Gegenstand der Erfindung ist ein zur gleichzeitigen Bestimmung der Thrombozyten und Leukozytenzahl in Vollblut auf normalem lichtmikroskopischem Wege geeignetes, Aceton und Formaldehyd oder Glutaraldehyd, Mineralsalze und Farbstoffe enthaltendes Reagens.
Es ist bekannt, daß die Bestimmung der Thrombozyten- und Leukozytenzahl in den Kreis der Standardmethoden der klinischen Laboratorien fällt. Die Thrombozytenzählung kann nach verschiedenen Methoden durchgefüihrt werden: 1. Elektronische Partikelzählung mit zur Thrombozytenzählung entwickelten Automaten. Obwohl diese Methode rasch und einfach ist, müssen sehr kostspielige Instrumente beschafft werden. Diese Methode ist zur Ersetzung der mikroskopischen Bestimmung nicht immer geeignet. Die Reproduzierbarkeit dieses Verfahrens ist auch schlechter als dieselbe der mikroskopischen Zähler. 2. Thrombozytenzählung mit Hilfe eines Phasenkontrastmikroskopes unter Anwendung einer kokain- oder novokainhaltigen Lösung oder einer anderen Thrombozytenzählerlösung. Zur Durchführung dieses Verfahrens ist das Phasenkontrastmikroskop unentbehrlich. Ein weiterer wesentlicher Nachteil besteht darin, daß diese Methode für das die Versuche durchführende Personal ermüdend, anstrengend und augenverderbend ist, insbesondere bei einer hohen Versuchszahl. 3. Bestimmung der Thrombozytenzahl mit einer Färbungsmethode. Dieses Verfallen ist das einfachste und kann mit Hilfe eines Mikroskops durchgeführt werden. Nach den gegenwärtig verwendeten Methoden wird als Farbstoff Kristallviolett (Gentiana-violett; chemischer Name: Hexamethyl-p-rosanilin-hydrochlorid) eingesetzt. Gegenüber diesen Methoden wird der berechtigte Einwand erhoben, daß diese im Vergleich zur Phasenkontrastbesimmung verzerren, weil nicht alle Thrombozyten auf eine gut sichtbare Weise gefärbt werden.
In der haematologischen Diagnostik stellt die Leukozytenzählung die am verbreitesten verwendete Methode dar.
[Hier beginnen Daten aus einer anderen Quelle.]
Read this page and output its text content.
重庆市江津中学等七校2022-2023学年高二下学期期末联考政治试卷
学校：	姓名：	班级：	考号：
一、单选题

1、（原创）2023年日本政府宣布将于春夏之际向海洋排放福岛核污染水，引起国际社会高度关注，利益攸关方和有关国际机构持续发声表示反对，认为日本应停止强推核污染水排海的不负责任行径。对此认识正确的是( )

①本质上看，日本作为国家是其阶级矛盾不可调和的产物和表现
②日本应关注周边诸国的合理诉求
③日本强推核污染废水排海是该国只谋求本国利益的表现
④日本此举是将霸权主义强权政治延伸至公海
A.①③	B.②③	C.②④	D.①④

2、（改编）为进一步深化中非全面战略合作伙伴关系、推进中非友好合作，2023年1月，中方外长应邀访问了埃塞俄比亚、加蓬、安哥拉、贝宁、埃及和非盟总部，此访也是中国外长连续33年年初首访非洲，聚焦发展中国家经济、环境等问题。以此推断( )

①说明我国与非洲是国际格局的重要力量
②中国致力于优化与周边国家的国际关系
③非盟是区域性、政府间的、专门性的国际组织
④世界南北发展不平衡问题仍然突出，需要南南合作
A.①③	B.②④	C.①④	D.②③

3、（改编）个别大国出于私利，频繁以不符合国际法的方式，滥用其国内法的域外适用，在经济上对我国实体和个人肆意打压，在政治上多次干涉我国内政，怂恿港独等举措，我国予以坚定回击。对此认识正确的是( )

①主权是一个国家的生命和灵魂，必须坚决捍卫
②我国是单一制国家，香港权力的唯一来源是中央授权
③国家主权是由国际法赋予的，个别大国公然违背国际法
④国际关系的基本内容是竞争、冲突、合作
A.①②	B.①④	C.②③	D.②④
Die im ungarischen Pharmakopiea (Ph.Hg.VI.) beschriebene Türklösung ist zu diesem Zweck im allgemeinen geeignet und hat sich gut bewährt, ist jedoch zur Bestimmung der Thrombozytenzahl nicht geeignet. Dies ist ein wichtiger Nachteil, weil die gemeinsame Durchführung der beiden verbreiteten Laboratoriumsuntersuchungen sehr oft notwendig wäre. Zur Bestimmung der Thrombozyten- und Leukozytenzahl in Vollblut mit Hilfe eines normalen Lichtmikroskops ist eine Farbstofflösung erforderlich, welche a) die vollständige Haemolyse der Erythrozyten ohne Reduktion der Thrombozyten- und Leukozytenzahl hervorruft; b) sowohl die Thrombozyten als auch die Leukozyten fixiert; und c) einen solchen Farbstoff enthält, welcher an den obengenannten Formkörpern mit einer großen Affinität gebunden ist und auf diesem Wege dieselbe in normalen Licht fixiert.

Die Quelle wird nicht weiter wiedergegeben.